Gegen den Bescheid erhob die Klägerin am 08.12.2012 Klage beim Sozialgericht (SG) Berlin. Sie trug vor, der Kostenentscheidung der Beklagten lagen lediglich unzureichende Angebote vor, da die Fahrdienste nicht über die (benötigte) Zusatztechnik verfügen. Ebenso hätte die Beklagte im Rahmen ihres pflichtgemäßen Ermessens aktuelle Kostenangebote einholen müssen.

Das SG wies die Klage mit Urteil vom 29.10.2015 ab. Die eingeholten Kostenvoranschläge hätten für eine Beurteilung ausgereicht. Die Firma p verfüge außerdem ebenfalls über eine geeignete Vorrichtung. Die darüber hinausgehende Betreuungsleistung sei nicht streitgegenständlich.

Dagegen ging die Klägerin am 28.12.2015 vor dem Landessozialgericht (LSG) Berlin-Brandenburg in Berufung.

IV. Die Entscheidung

Der 23. Senat des LSG Berlin-Brandenburg entschied, dass die Klägerin aus §§ 53, 54 SGB XII (gilt bis 31.12.2019, ab 01.01.2020: §§ 90, 99, 102, 113, 83 SGB IX[4]) Anspruch auf weitere Beförderungskosten i. H. v. 3,90 Euro werktäglich hat; vorliegend im Wege der Kostenerstattung gem. § 18 Abs. 6 S. 1 Alt. 1 SGB IX (§ 15 Abs. 1 S. 4 SGB IX a. F.), da der Rehabilitationsträger die Leistung zuvor unrechtmäßig abgelehnt hatte.[5]
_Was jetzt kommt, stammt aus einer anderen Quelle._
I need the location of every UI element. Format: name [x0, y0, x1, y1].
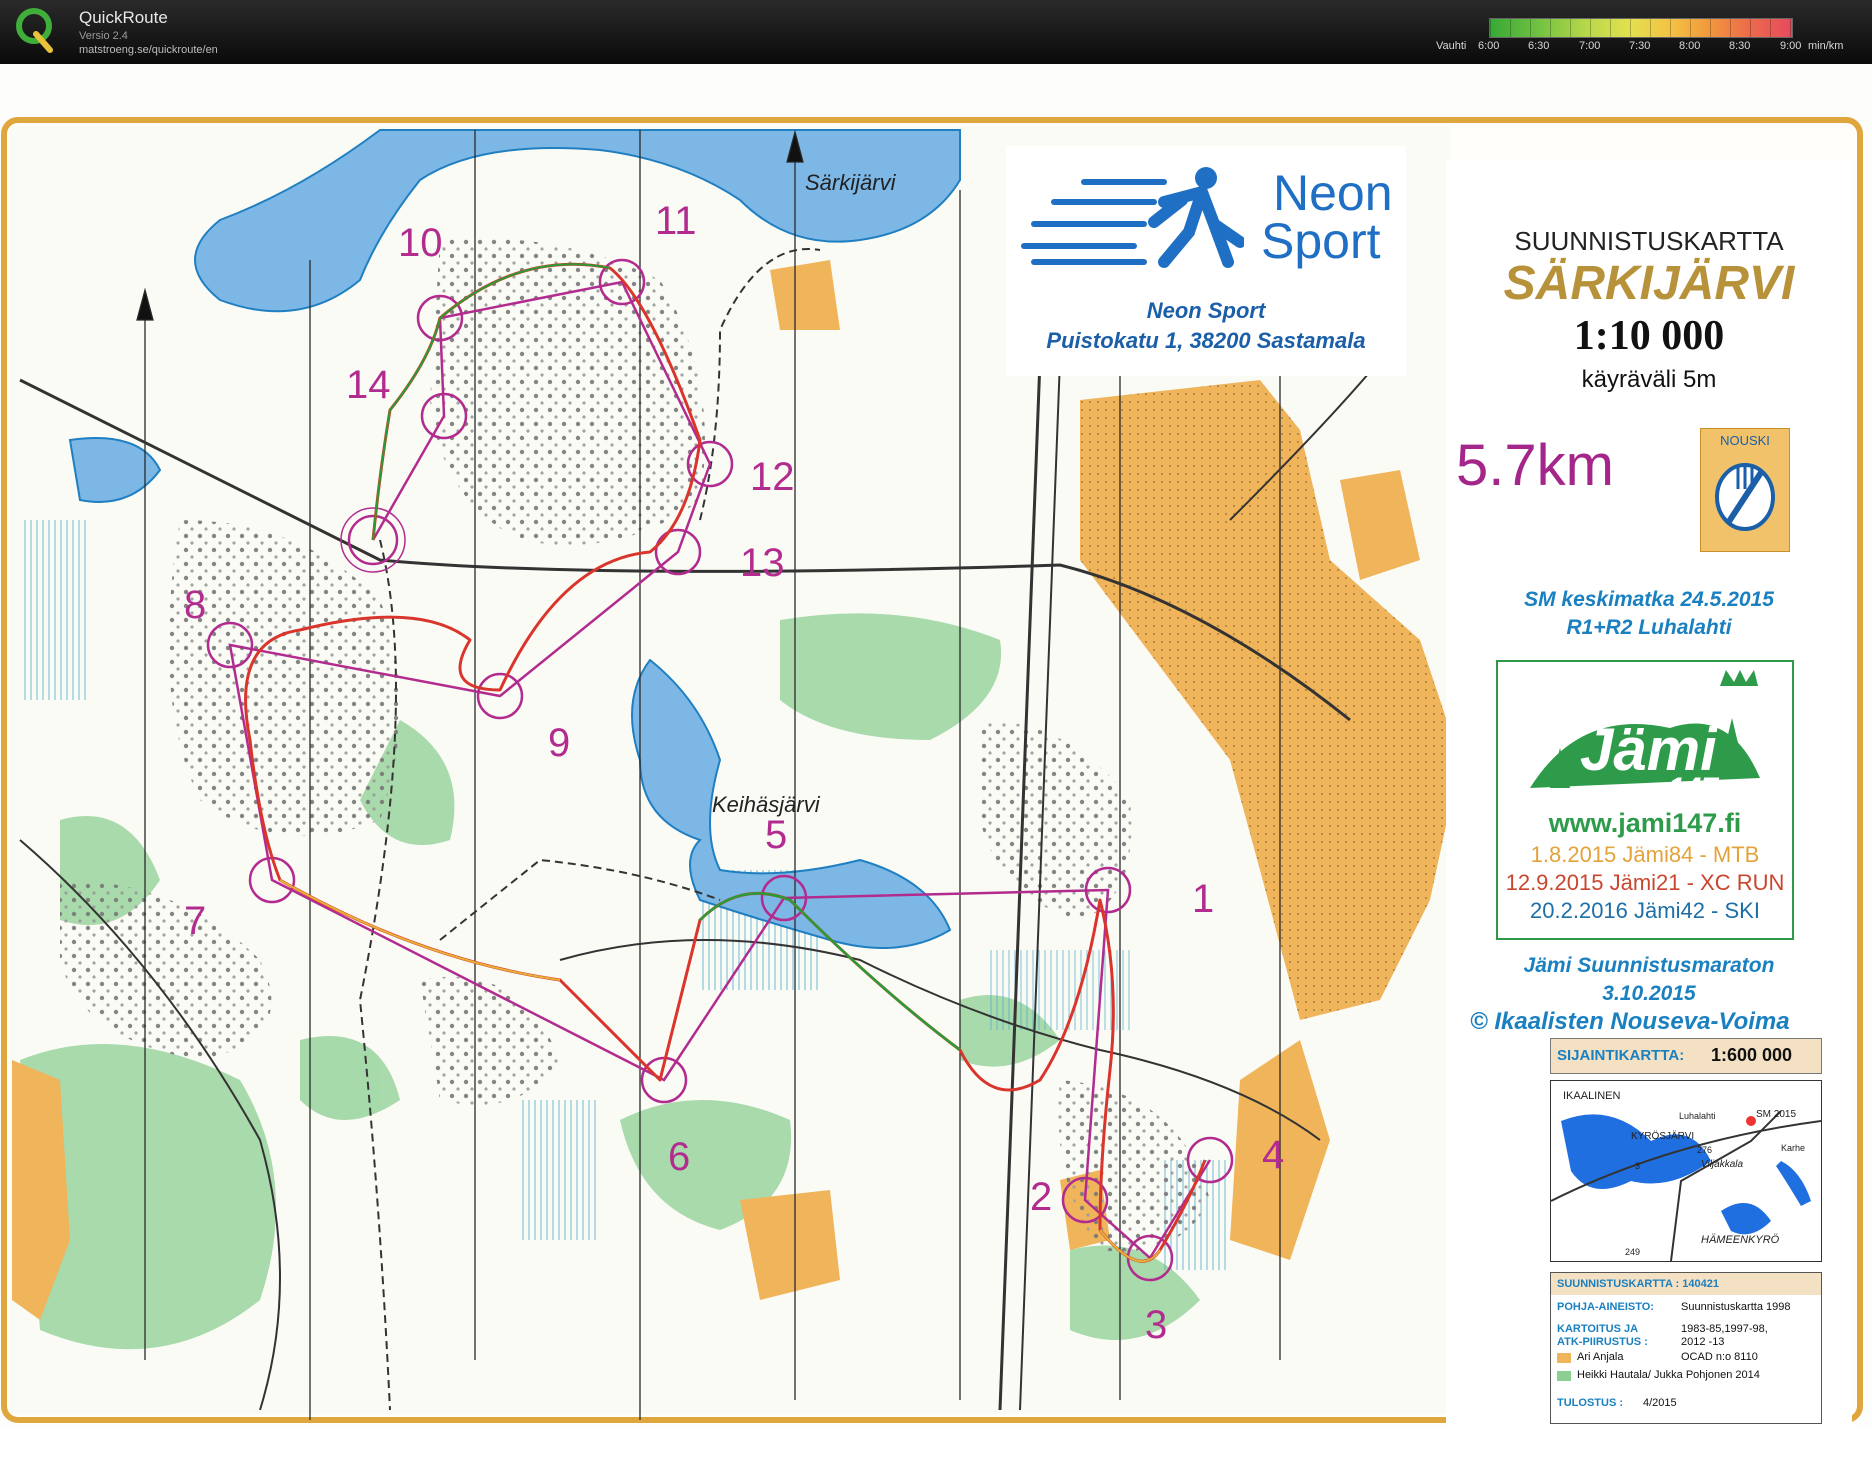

Dabei stellt der Senat klar, dass es sich bei den Kosten für den Transport zur WfbM zwar um eine akzessorische Nebenleistung zur Hauptleistung (Teilhabe am Arbeitsleben) handelt, für diese aber ebenso das Wahlrecht (§ 9 Abs. 2 SGB XII) der hilfesuchenden Klägerin berücksichtigt werden muss wie für die Hauptleistung selbst.[6]

In seiner Entscheidung verdeutlicht das LSG die Rechtsgrundlagen der Leistungserbringung: Nach § 53 SGB XII besteht ein Rechtsanspruch auf das „Ob“ der Eingliederungshilfeleistung (hier Transportkosten), das „Wie“ (Art und Maß der Leistung) sei nach § 17 Abs. 2 SGB XII nach Ermessen der Behörde zu entscheiden.[7] Diese hat bei der Ausübung ihres Ermessens auch das Wunsch- und Wahlrecht zu berücksichtigen (§ 9  Abs. 2 S. 1 SGB XII),[8] wonach Wünschen der Leistungsberechtigten, die sich auf die Gestaltung der Leistung richten, entsprochen werden soll, soweit sie angemessen sind. Nicht entsprechen soll der Träger der Sozialhilfe nach § 9 Abs. 2 S. 3 SGB XII in der Regel hingegen Wünschen, deren Erfüllung mit unverhältnismäßigen Mehrkosten verbunden wäre.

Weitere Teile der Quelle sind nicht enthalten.